Les Mois/À mon père

Les Mois Exposition






Combien vous avez de titres au foible hommage que je vous présente ! Je vous dois plus que la vie ; vous avez été mon premier instituteur. Je n’oublierai jamais ces jours de mon enfance, où me menant avec vous dans des promenades solitaires, vous m’entreteniez du génie précoce de Paschal et du Tasse, et me faisiez lire la vie de ces deux grands hommes. Grâces à vous, mon coeur palpitoit déjà au nom de la gloire. Je n’oublierai jamais qu’à ces premières lectures, vous fîtes bientôt succéder celles de Télémaque et de la Jérusalem délivrée. Quel charme je trouvai à ces deux ouvrages ! Comme je m’intéressois aux scènes champêtres qui les embellissent ! Calypso, dans son isle, Erminie, parmi des bergers, firent couler mes premières larmes de plaisir. Je dois à cette éducation mon amour pour la campagne et la poésie : oui, c’est vous qui m’aurez fait poëte, si l’ouvrage que je vous offre peut toutefois me mériter ce nom.
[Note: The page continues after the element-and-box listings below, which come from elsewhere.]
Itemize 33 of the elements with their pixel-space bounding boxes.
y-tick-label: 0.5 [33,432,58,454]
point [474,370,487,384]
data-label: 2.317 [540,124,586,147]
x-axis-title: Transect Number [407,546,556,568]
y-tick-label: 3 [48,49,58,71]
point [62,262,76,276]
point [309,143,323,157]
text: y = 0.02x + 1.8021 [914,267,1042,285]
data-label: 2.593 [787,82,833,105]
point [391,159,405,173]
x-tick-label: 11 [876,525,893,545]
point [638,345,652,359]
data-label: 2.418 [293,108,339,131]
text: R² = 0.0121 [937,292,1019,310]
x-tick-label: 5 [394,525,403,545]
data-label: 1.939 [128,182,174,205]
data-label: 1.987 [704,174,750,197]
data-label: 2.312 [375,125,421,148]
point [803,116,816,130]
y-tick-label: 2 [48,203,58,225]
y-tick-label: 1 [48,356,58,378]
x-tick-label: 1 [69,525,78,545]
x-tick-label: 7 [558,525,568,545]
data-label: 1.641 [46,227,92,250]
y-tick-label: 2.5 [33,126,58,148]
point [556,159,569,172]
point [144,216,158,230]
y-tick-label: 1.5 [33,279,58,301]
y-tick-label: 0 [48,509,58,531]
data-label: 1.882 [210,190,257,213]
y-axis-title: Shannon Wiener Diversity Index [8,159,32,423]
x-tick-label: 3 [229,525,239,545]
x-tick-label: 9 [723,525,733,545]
Mais quand je n’aurois pas ce motif pour mettre le fruit de douze années de travaux sous les auspices de mon père, les leçons de vertu, les exemples de piété filiale, de tendresse fraternelle, de bienfaisance même que vous m’avez donnés, (car vous m’avez fait voir que l’homme, qui n’est pas riche, peut faire encore du bien) ne me commanderoient-ils pas ce que je fais aujour d’hui par un libre mouvement de mon coeur ? Vous vouliez avant tout que je fusse bon, et vous l’étiez vous-même en m’apprenant à l’être. Ah ! Puisse ce tribut de ma tendre vénération et de ma reconnoissance, vous prouver que je n’ai pas tout-à-fait négligé vos avis ! Je me flatte du moins que vous retrouverez dans mes vers ce respect pour les moeurs, cet amour de la vertu, ce sentiment des choses honnêtes que je puisai près de vous dans mes premières années. Que d’autres jugent mes foibles talens ; vous, mon père, jugez l’âme de votre fils, et applaudissez lui, si elle a quelques traits de ressemblance avec la vôtre.